– Скоро, – уклонился от точного ответа Артём.
– Хорошо, – Кайдумат махнул рукой. Его воины отхлынули, открыв путь к киевским воротам.
А затем большой хан отдал команду – и печенеги вразброд поскакали к своему стану.
Тем не менее дружинники Претича к воротам не поспешили. Сначала вытянули лодьи на песок, потом собрали свой скарб и лишь после этого не спеша двинулись по натоптанному пути к воротам стольного града.
«Нет, – решил Кайдумат. – Пока не уйду. Пошлю разведчиков вниз по Днепру.
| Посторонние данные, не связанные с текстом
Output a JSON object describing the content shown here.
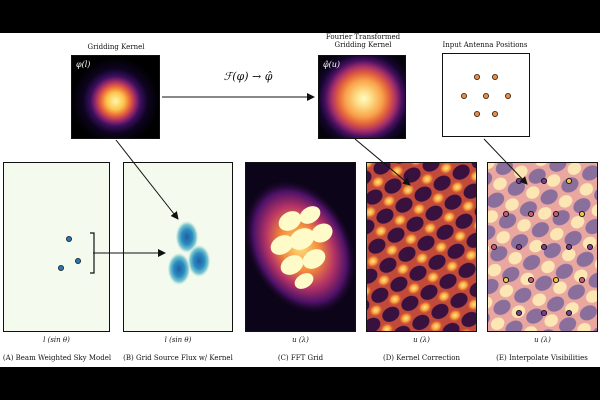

Если плывут лодьи князя – тогда и уйду. Снимется орда – ищи ветра в поле. На лодьях по степи не поскачешь. А ежели соврал хитрый рус – Киев мне за обман двойной данью поклонится».
* * *
Когда приплывшие воины высадились на берег, в Киеве испугались, потому что совсем мало их было.
Но обошлось. Не тронули их печенеги. Более того, увидели смотревшие со стен, что степняки готовятся уйти: снимают шатры, грузят утварь в кибитки. Увидели – и возликовали.
Но опять – рано.
Степняки снялись, да не совсем. Отошли немного – и стали вдоль речки Лыбеди.
– Ждут: придет мой сын или нет, – сказала княгиня Ольга, прежде того выслушавшая рассказ Претича и Артёма.
– Пойдем, сотник, – сказала она Артёму. – Поговорим.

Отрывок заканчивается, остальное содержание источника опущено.